Wednesday, October 1, 2014

Enough Already

The Association of Art Museum Directors has made a powerful case to CPAC that the State Department's standard operating procedure of simply renewing (and sometimes expanding) MOUs and associated import restrictions  over and over again is not working.  Here is part of what the AAMD has told CPAC in its public comments on the proposed renewal of a MOU with El Salvador:


El Salvador is one of the best examples of why the current system of simply renewing MOUs is ineffective and inconsistent with the CPIA.  The absence of a significant legitimate market in the United States for El Salvadorian Prehispanic objects has apparently had little or no effect on looting in El Salvador.  If the past, and presumably current, submissions to this Committee are to be believed, United States import restrictions alone have not been effective in significantly curtailing looting in El Salvador.  The time has come for the Committee to explore new ways, within the confines of the CPIA, to render real assistance to countries like El Salvador. 

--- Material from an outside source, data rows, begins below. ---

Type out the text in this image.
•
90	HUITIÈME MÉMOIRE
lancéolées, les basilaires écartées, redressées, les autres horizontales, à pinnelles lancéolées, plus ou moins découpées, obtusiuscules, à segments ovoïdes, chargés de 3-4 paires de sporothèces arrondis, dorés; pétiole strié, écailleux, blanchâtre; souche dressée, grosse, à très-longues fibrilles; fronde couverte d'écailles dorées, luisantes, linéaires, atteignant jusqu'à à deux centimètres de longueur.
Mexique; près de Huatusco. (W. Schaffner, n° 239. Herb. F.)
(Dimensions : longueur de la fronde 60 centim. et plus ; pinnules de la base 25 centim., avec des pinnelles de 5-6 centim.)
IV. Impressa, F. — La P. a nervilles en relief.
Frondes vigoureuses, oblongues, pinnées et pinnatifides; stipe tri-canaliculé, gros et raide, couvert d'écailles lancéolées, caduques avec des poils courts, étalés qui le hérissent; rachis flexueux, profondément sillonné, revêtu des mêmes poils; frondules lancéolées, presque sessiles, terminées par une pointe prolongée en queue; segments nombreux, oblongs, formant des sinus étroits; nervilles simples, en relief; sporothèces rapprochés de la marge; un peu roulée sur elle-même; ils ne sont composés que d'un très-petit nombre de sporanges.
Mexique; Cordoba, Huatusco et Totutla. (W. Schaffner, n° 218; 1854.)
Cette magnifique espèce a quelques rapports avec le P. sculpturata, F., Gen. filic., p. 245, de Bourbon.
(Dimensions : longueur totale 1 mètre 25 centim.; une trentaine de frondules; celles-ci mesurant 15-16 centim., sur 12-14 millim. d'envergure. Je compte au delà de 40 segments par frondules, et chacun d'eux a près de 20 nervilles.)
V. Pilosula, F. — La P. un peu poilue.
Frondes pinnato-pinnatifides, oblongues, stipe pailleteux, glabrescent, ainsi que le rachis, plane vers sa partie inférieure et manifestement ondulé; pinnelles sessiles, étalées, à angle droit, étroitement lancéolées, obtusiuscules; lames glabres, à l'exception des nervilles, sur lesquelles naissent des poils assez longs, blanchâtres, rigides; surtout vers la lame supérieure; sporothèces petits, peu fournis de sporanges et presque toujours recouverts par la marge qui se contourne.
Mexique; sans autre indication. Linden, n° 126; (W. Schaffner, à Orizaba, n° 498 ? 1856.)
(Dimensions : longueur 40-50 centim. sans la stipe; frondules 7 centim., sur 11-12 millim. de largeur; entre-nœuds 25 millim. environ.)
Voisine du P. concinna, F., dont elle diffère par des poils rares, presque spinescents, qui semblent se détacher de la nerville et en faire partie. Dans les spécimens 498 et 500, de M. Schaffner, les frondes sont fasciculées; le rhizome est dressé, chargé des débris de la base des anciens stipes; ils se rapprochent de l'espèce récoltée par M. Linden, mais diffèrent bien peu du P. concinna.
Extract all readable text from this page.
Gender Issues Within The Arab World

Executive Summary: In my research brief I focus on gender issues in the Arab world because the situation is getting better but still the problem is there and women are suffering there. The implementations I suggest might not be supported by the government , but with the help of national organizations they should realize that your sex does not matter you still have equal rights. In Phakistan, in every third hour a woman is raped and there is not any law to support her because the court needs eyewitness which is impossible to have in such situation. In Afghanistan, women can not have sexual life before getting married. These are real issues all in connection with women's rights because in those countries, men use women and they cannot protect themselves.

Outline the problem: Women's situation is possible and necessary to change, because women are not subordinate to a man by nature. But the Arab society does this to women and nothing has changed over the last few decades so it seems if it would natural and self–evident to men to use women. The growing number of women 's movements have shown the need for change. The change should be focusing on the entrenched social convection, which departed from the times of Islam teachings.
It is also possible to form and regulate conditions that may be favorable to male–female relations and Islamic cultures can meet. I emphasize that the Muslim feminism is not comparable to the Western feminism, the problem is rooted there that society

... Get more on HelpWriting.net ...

The AAMD does not suggest that it has all of the answers to this issue, but one can begin to identify those answers by admitting that simply repeating what has been done in the past is not likely to have any different result than what has occurred over the last 27 years.  In 2010, the AAMD recommended to this Committee that El Salvador be encouraged to begin a legal system of exchange of cultural property. This can be suggested under 19 U.S.C. § 2602(a)(4). Any such exchange should be taxed and the proceeds of that tax should be used to protect cultural sites and to encourage related employment by the local populations and the scientific exploration, storage and conservation of objects from those sites.  There may well be other approaches that reasonable people on all sides of these issues can recommend, but the first step needs to be taken by this Committee in acknowledging that new and different approaches must be taken if the archaeological record of a country like El Salvador is to be preserved and protected.